Enfin les choix musicaux de Wong Kar Wai sont tout aussi judicieux, de la musique d’ouverture de Galasso qui plaque une ambiance froide et dramatique aux musiques pop chaleureuses et nostalgiques de la seconde partie. Faye Wong (qui est une méga pop star en Chine) interprète sa version de Dreams des Cranberries, et écoute en boucle California Dreamin des Mamas and Papas. A la vue du film, on ne pourra plus écouter ces chansons sans penser à Chungking Express.

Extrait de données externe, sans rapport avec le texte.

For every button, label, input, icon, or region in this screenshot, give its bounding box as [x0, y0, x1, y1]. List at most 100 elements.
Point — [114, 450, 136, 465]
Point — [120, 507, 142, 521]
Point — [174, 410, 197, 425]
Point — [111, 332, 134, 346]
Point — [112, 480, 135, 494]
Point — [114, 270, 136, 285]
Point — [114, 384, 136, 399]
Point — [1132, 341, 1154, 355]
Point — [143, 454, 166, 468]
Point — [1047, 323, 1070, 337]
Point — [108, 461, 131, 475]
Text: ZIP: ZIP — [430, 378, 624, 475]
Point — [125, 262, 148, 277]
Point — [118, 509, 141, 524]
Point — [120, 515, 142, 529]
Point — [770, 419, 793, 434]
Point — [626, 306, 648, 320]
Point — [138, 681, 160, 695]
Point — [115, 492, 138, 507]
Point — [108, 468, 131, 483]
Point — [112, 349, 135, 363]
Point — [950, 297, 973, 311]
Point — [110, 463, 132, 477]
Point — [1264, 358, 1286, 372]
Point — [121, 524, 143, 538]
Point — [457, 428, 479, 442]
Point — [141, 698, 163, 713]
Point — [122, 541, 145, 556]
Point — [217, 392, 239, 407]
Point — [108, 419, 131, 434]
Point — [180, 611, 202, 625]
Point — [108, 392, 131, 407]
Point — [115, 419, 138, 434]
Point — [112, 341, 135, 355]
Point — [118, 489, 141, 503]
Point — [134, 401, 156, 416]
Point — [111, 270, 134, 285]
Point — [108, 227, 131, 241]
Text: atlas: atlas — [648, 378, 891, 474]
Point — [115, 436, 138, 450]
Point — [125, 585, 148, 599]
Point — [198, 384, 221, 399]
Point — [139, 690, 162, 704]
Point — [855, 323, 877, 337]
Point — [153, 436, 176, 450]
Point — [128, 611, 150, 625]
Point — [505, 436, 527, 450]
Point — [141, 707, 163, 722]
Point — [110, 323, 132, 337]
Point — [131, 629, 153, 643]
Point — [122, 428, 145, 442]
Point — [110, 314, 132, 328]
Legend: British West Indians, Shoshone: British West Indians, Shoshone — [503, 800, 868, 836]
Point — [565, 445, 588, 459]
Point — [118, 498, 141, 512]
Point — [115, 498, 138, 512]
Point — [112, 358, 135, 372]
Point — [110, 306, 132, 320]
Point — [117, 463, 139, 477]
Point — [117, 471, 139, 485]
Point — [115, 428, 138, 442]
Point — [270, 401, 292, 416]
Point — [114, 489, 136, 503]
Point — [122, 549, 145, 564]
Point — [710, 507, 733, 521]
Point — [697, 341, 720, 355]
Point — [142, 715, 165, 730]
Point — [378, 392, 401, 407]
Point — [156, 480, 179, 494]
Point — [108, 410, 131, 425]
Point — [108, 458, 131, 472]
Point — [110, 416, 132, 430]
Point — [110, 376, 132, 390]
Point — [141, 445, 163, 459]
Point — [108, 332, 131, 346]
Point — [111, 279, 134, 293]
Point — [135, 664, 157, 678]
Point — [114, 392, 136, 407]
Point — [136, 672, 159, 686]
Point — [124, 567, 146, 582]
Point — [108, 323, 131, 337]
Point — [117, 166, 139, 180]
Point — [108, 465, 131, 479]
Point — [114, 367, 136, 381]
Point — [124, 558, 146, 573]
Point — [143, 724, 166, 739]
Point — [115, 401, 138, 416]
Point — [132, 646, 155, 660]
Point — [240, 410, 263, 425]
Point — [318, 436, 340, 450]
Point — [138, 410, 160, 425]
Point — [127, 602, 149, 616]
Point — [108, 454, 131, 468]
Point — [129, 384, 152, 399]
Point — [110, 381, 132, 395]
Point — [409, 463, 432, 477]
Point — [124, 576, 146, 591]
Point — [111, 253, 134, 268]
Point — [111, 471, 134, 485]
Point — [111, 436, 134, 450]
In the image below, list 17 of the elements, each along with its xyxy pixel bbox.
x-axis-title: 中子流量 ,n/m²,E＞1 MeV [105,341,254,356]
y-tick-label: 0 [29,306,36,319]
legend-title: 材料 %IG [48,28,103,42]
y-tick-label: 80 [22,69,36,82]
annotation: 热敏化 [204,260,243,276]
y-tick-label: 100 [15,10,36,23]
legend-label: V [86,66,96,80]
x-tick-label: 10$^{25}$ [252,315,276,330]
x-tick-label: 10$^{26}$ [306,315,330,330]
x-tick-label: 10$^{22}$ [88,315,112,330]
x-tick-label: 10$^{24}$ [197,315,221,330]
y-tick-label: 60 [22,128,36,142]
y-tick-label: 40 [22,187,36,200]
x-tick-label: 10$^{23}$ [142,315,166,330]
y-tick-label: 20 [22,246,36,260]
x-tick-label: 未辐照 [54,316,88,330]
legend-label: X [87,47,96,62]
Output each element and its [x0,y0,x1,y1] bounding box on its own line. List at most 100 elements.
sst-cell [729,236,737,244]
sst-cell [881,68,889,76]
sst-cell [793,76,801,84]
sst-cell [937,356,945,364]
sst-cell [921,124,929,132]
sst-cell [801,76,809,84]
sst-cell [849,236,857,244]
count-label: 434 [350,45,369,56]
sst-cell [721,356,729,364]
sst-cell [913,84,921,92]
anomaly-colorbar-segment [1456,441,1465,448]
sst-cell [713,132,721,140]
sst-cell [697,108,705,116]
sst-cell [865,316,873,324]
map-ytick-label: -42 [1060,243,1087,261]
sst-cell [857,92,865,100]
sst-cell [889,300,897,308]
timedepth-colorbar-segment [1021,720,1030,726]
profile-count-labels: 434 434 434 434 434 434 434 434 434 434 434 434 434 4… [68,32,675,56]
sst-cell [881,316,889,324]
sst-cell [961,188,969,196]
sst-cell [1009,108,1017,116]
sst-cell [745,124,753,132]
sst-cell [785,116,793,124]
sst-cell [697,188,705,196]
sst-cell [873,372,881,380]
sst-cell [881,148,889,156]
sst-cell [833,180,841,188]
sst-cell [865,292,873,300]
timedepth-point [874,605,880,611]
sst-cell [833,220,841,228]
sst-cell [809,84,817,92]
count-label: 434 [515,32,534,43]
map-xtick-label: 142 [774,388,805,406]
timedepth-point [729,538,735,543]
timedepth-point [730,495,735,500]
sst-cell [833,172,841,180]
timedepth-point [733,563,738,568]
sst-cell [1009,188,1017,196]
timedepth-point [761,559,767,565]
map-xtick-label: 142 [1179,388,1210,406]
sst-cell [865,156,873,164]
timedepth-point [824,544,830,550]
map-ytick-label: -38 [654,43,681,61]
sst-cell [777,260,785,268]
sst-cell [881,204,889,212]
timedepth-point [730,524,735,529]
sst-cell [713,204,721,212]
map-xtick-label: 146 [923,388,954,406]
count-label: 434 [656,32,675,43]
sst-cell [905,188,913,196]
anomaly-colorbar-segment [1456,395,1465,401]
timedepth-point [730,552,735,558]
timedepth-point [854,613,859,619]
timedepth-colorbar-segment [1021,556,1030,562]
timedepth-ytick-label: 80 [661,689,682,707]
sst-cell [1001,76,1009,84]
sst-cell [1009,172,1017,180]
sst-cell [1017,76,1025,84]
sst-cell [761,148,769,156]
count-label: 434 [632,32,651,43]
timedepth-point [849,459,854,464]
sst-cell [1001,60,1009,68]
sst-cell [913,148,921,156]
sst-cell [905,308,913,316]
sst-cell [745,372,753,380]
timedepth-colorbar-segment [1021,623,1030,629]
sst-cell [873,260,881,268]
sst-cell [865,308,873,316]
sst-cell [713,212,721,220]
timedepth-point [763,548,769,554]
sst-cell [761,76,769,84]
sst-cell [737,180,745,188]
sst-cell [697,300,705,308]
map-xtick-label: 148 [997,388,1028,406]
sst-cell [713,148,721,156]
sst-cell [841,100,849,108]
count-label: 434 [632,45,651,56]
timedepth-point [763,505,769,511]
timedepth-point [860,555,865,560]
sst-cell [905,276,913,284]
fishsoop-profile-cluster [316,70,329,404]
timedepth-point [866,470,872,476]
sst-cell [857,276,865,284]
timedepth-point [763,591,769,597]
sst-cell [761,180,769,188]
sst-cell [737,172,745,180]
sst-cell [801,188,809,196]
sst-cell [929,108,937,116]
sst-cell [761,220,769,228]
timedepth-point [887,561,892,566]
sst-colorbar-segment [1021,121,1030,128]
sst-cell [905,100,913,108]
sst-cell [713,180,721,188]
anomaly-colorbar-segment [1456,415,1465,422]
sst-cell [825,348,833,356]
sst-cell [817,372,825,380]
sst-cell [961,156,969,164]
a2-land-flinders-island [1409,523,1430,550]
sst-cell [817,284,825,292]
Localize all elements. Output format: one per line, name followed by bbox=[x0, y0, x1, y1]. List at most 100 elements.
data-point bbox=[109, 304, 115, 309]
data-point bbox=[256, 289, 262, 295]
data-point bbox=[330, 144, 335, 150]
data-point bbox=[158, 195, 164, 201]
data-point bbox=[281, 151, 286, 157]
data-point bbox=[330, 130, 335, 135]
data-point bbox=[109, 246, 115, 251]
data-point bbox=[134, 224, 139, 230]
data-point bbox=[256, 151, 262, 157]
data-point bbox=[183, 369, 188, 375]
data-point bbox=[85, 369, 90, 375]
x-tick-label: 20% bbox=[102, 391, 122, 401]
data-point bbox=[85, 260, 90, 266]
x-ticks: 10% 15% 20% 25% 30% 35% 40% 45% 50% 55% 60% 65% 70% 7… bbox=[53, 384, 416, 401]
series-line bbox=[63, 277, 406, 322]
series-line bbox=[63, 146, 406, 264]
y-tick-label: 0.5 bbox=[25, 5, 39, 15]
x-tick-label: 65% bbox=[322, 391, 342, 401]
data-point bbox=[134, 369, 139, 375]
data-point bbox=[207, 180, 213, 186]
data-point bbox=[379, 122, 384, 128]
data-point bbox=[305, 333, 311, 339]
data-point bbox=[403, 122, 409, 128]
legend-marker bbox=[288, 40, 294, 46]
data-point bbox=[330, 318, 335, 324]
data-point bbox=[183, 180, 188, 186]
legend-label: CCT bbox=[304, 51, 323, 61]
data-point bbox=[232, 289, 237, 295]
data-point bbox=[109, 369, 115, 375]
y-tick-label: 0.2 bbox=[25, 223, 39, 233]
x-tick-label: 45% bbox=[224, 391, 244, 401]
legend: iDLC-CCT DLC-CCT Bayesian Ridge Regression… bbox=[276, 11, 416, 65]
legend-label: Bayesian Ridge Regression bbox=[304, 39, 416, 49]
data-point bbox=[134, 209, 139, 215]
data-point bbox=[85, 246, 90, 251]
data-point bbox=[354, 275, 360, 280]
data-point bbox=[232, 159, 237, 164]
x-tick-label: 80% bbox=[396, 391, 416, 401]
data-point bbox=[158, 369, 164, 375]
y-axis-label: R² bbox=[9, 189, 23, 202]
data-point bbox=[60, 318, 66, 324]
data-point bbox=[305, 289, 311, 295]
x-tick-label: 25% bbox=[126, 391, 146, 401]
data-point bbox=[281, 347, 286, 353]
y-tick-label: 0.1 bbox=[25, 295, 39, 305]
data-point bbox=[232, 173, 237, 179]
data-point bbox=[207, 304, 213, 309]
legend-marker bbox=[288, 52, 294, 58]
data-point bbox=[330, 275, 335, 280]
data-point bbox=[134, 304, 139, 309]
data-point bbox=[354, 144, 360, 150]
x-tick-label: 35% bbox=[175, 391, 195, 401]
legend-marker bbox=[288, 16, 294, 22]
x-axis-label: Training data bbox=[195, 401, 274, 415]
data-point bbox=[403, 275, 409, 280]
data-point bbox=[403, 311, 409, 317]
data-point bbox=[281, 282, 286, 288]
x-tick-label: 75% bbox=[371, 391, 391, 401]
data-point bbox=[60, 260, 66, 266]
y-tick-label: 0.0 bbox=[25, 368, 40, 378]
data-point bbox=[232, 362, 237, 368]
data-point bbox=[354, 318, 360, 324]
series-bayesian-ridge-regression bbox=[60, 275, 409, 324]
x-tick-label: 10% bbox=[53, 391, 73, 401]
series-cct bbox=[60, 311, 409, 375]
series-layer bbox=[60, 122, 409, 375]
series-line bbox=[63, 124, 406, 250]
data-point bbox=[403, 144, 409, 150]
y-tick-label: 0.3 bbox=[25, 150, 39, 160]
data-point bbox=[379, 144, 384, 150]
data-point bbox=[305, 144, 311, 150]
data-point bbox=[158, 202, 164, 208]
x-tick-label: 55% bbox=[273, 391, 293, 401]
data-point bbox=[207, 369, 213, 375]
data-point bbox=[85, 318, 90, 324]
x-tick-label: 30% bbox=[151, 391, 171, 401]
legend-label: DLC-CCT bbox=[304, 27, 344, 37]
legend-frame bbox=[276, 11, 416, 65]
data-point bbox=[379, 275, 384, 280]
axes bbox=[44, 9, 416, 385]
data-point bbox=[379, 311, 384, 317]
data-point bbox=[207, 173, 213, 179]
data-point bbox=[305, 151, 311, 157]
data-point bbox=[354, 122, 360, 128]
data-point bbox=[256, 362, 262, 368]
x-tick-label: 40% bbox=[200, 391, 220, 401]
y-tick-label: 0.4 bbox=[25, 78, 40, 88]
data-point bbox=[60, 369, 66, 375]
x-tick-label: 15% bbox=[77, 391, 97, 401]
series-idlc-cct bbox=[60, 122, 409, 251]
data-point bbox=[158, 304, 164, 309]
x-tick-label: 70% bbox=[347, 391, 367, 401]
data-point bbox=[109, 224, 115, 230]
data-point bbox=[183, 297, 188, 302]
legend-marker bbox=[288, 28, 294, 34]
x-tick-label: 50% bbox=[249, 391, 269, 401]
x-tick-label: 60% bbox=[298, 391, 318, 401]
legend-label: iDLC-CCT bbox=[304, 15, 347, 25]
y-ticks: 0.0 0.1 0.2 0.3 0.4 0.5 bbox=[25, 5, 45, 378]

Concernant cette édition bluray du coffret Wong Kar Wai la révolution, le seul bonus réellement intéressant se trouve sur le disque de ce film, on y découvre des scénettes coupées permettant de saisir qu’à la base le scénario prenait une direction bien différente, le personnage de Brigitte Lin étant une comédienne…

Conclusion

Ses différentes atmosphères, ses couples mythiques, son scénario poétique, le souffle de sa mise en scène, sa bande originale pop, Chungking Express est unique en son genre, un film à l’inventivité folle, un uppercut émotionnel qui va vous chambouler, simplement le meilleur de Wong Kar Wai de cette époque.

Chungking Express relève de ces films rares qui à la première vision ne nous donnent qu’une seule envie : les revoir.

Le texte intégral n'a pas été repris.